The stock market tanked on Thursday (-2.5%) and Friday (-2%). This is rare. Most of the “down on Thursday and Friday” historical cases saw the S&P fall a little on Thursday and accelerate the decline in Friday.
Nevertheless, this is a bearish sign for next Monday but a short-medium term bullish signal for the stock market. Here’s what happens next when the stock market falls more than 2% on Thursday and on Friday.

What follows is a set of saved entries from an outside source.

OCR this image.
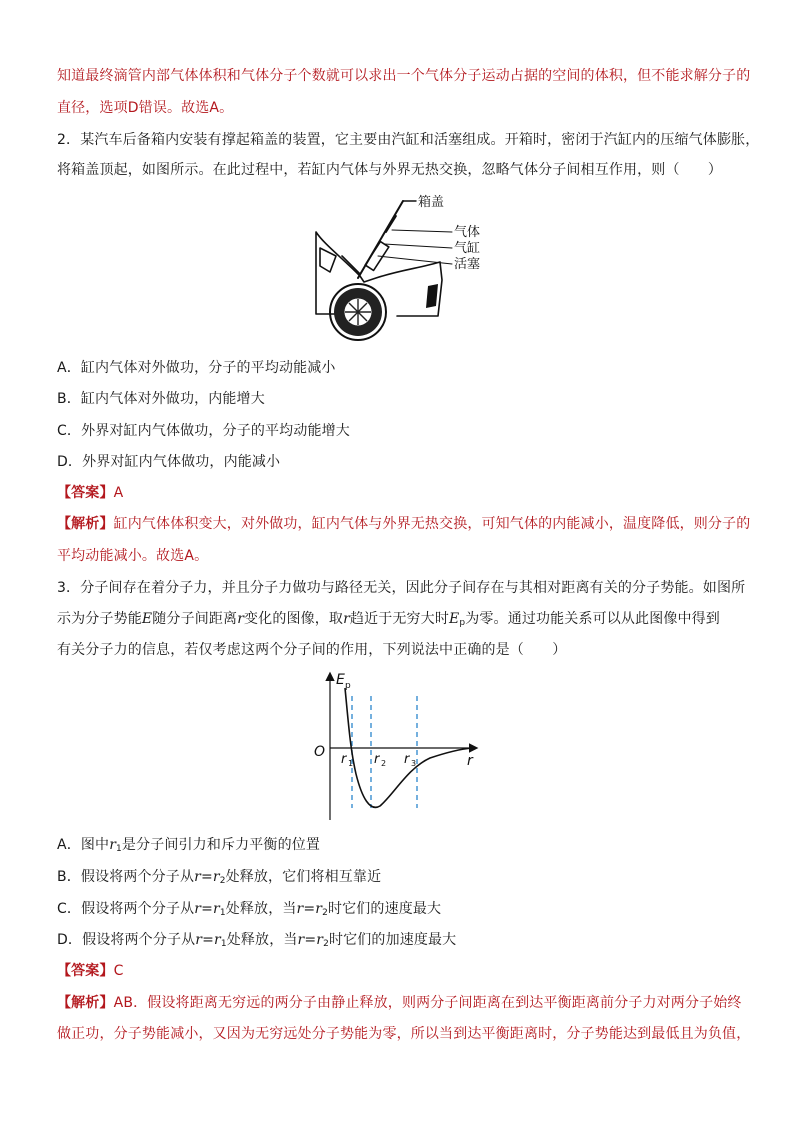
知道最终滴管内部气体体积和气体分子个数就可以求出一个气体分子运动占据的空间的体积，但不能求解分子的
直径，选项D错误。故选A。
2．某汽车后备箱内安装有撑起箱盖的装置，它主要由汽缸和活塞组成。开箱时，密闭于汽缸内的压缩气体膨胀，
将箱盖顶起，如图所示。在此过程中，若缸内气体与外界无热交换，忽略气体分子间相互作用，则（　　）
箱盖
气体
气缸
活塞
A．缸内气体对外做功，分子的平均动能减小
B．缸内气体对外做功，内能增大
C．外界对缸内气体做功，分子的平均动能增大
D．外界对缸内气体做功，内能减小
【答案】A
【解析】缸内气体体积变大，对外做功，缸内气体与外界无热交换，可知气体的内能减小，温度降低，则分子的
平均动能减小。故选A。
3．分子间存在着分子力，并且分子力做功与路径无关，因此分子间存在与其相对距离有关的分子势能。如图所
示为分子势能E随分子间距离r变化的图像，取r趋近于无穷大时$E_p$为零。通过功能关系可以从此图像中得到
有关分子力的信息，若仅考虑这两个分子间的作用，下列说法中正确的是（　　）
E p
O
r
r 1 r 2 r 3
A．图中$r_1$是分子间引力和斥力平衡的位置
B．假设将两个分子从$r=r_2$处释放，它们将相互靠近
C．假设将两个分子从$r=r_1$处释放，当$r=r_2$时它们的速度最大
D．假设将两个分子从$r=r_1$处释放，当$r=r_2$时它们的加速度最大
【答案】C
【解析】AB．假设将距离无穷远的两分子由静止释放，则两分子间距离在到达平衡距离前分子力对两分子始终
做正功，分子势能减小，又因为无穷远处分子势能为零，所以当到达平衡距离时，分子势能达到最低且为负值，
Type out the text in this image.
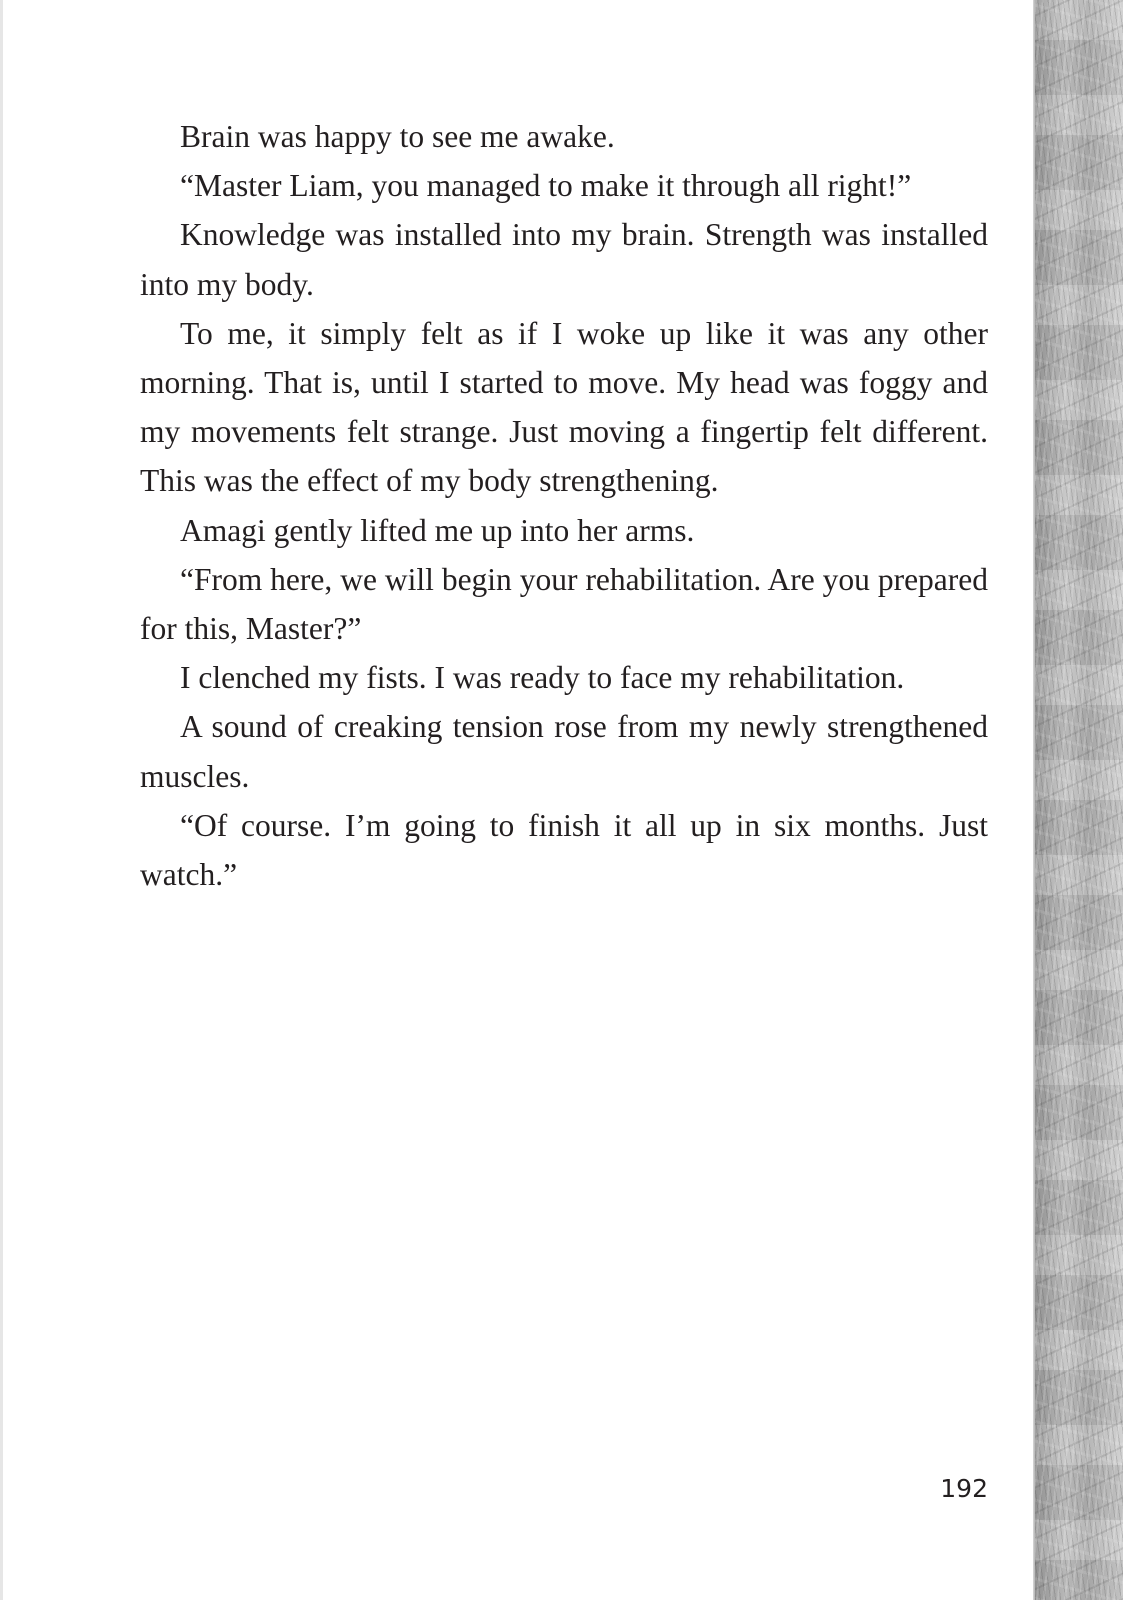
Brain was happy to see me awake.

“Master Liam, you managed to make it through all right!”

Knowledge was installed into my brain. Strength was installed into my body.

To me, it simply felt as if I woke up like it was any other morning. That is, until I started to move. My head was foggy and my movements felt strange. Just moving a fingertip felt different. This was the effect of my body strengthening.

Amagi gently lifted me up into her arms.

“From here, we will begin your rehabilitation. Are you prepared for this, Master?”

I clenched my fists. I was ready to face my rehabilitation.

A sound of creaking tension rose from my newly strengthened muscles.

“Of course. I’m going to finish it all up in six months. Just watch.”

192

Here are the historical cases.
- March 23, 2018 (current case)
- August 21, 2015
- January 30, 2009
- July 19, 2007
- October 16, 1987
- September 13, 1974
Let’s look at these cases in detail.
August 21, 2015
This occurred in a “significant correction”. The S&P crashed the following Monday, which marked the 1st low in the “significant correction”.
January 30, 2009
The S&P made a marginal new low the next Monday. It then bounced for a week before making new lows over the next 4 weeks.
This case doesn’t apply to today because we are not in a bear market or a recession.
July 19, 2007
The S&P 500 made a marginal new low on Monday. It then rallied for 1 week before making marginal new lows over the next week. That marked the bottom of this “small correction”.
October 16, 1987
This occurred on the Friday before the infamous October 19, 1987 crash. That crashed marked the bottom of the S&P 500’s “significant correction”.
September 13, 1974
The S&P made a marginal new low the next Monday. It then bounced for a week and then fell for 2 weeks, which marked the bottom of the S&P 500’s bear market.

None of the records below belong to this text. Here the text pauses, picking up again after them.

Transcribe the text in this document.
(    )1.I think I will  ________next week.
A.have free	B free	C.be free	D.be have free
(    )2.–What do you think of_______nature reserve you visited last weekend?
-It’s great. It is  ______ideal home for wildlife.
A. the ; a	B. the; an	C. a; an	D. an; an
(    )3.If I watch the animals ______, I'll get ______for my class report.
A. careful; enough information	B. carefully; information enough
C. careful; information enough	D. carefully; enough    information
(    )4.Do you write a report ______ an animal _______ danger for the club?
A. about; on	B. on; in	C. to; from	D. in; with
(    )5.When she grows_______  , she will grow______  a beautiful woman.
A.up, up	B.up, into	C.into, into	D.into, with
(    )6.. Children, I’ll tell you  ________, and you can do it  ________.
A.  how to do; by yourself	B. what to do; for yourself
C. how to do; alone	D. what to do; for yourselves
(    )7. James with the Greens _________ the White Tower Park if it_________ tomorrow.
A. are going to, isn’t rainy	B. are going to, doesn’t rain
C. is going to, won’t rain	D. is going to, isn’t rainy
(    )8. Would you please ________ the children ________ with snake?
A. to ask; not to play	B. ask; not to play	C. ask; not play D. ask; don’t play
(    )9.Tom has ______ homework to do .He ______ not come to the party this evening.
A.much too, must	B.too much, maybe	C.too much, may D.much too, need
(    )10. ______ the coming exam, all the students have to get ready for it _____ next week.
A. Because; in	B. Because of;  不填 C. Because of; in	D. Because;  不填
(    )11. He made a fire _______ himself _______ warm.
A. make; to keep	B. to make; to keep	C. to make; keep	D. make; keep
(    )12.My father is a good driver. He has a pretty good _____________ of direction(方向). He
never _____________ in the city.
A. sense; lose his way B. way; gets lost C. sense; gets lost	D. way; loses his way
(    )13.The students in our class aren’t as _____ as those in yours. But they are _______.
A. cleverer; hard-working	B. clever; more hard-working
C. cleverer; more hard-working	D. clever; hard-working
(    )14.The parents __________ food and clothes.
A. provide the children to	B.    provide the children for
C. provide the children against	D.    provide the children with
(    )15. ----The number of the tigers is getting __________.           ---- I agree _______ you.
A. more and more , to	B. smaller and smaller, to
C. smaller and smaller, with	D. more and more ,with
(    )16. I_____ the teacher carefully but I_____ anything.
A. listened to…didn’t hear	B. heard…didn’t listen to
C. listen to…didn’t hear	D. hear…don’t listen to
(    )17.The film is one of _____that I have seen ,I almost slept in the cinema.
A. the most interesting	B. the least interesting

This historical case doesn’t apply to today. It happened within the context of a bear market and recession. We are neither in a bear market nor recession today.

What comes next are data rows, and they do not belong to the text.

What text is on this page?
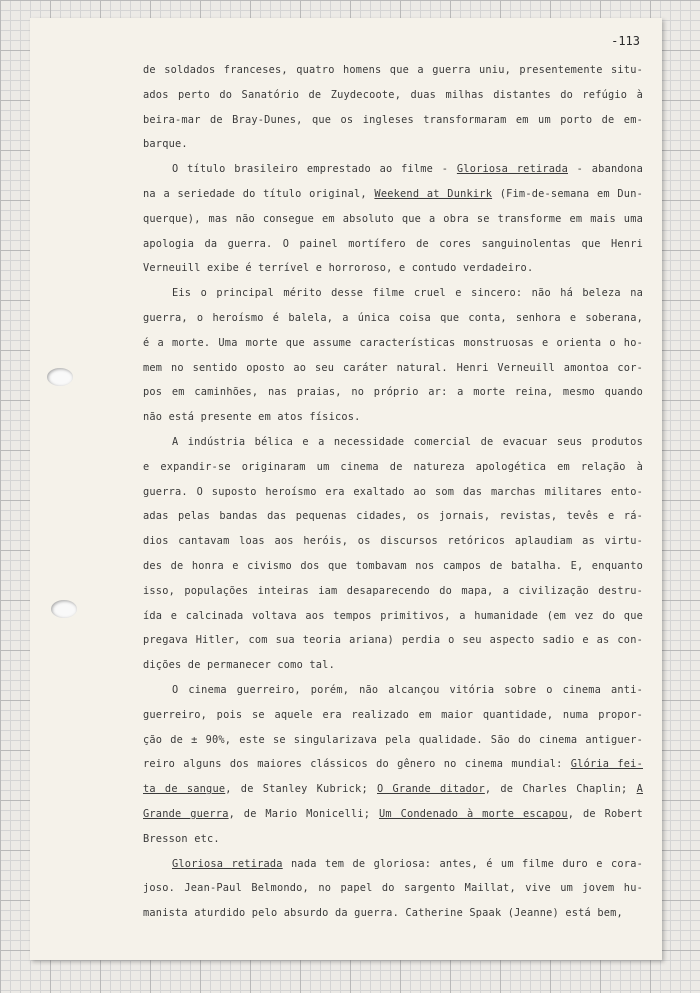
-113
de soldados franceses, quatro homens que a guerra uniu, presentemente situ-
ados perto do Sanatório de Zuydecoote, duas milhas distantes do refúgio à
beira-mar de Bray-Dunes, que os ingleses transformaram em um porto de em-
barque.
O título brasileiro emprestado ao filme - Gloriosa retirada - abandona
na a seriedade do título original, Weekend at Dunkirk (Fim-de-semana em Dun-
querque), mas não consegue em absoluto que a obra se transforme em mais uma
apologia da guerra. O painel mortífero de cores sanguinolentas que Henri
Verneuill exibe é terrível e horroroso, e contudo verdadeiro.
Eis o principal mérito desse filme cruel e sincero: não há beleza na
guerra, o heroísmo é balela, a única coisa que conta, senhora e soberana,
é a morte. Uma morte que assume características monstruosas e orienta o ho-
mem no sentido oposto ao seu caráter natural. Henri Verneuill amontoa cor-
pos em caminhões, nas praias, no próprio ar: a morte reina, mesmo quando
não está presente em atos físicos.
A indústria bélica e a necessidade comercial de evacuar seus produtos
e expandir-se originaram um cinema de natureza apologética em relação à
guerra. O suposto heroísmo era exaltado ao som das marchas militares ento-
adas pelas bandas das pequenas cidades, os jornais, revistas, tevês e rá-
dios cantavam loas aos heróis, os discursos retóricos aplaudiam as virtu-
des de honra e civismo dos que tombavam nos campos de batalha. E, enquanto
isso, populações inteiras iam desaparecendo do mapa, a civilização destru-
ída e calcinada voltava aos tempos primitivos, a humanidade (em vez do que
pregava Hitler, com sua teoria ariana) perdia o seu aspecto sadio e as con-
dições de permanecer como tal.
O cinema guerreiro, porém, não alcançou vitória sobre o cinema anti-
guerreiro, pois se aquele era realizado em maior quantidade, numa propor-
ção de ± 90%, este se singularizava pela qualidade. São do cinema antiguer-
reiro alguns dos maiores clássicos do gênero no cinema mundial: Glória fei-
ta de sangue, de Stanley Kubrick; O Grande ditador, de Charles Chaplin; A
Grande guerra, de Mario Monicelli; Um Condenado à morte escapou, de Robert
Bresson etc.
Gloriosa retirada nada tem de gloriosa: antes, é um filme duro e cora-
joso. Jean-Paul Belmondo, no papel do sargento Maillat, vive um jovem hu-
manista aturdido pelo absurdo da guerra. Catherine Spaak (Jeanne) está bem,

When the stock market crashes more than 2% on Thursday and Friday:
- It makes AT LEAST a marginal intraday new low on Monday. This makes sense. When the market crashes, some of that residual fear carries over the weekend and creeps in on Monday. That causes the market to fall from the OPEN on Monday.
- The stock market is higher next Friday vs this Friday in 4 out of 5 historical cases. This wasn’t true of October 16, 1987: it crashed the following Monday. But the Medium-Long Term Model predicted that “significant correction”, whereas it has yielded no such SELL signal this time.
- The stock market was very close to a medium term bottom AS LONG AS there wasn’t a bear market and recession. The bear market cases are irrelevant today: there is no recession today. And most of those bear market cases happened near the bottom of the bear market, after the market had fallen 50%+.
The Medium-Long Term Model predicted all bear markets and all but 3 historical “significant corrections”. Could this be the 4th failure?
I don’t think so, but we’ll wait and see. This is still a “small correction”, but it’s on the big side of “small corrections”.
Regardless, I plan on sticking to the model. It’s good to avoid significant corrections when you’re using 2x or 3x leveraged ETFs (I’m using 2x leveraged S&P 500 ETF right now). But it’s the bear markets that you MUST avoid. And there are no bear market signals right now.
You have to focus on risk:reward during times like this. The market’s downside risk is limited while its upside is much higher.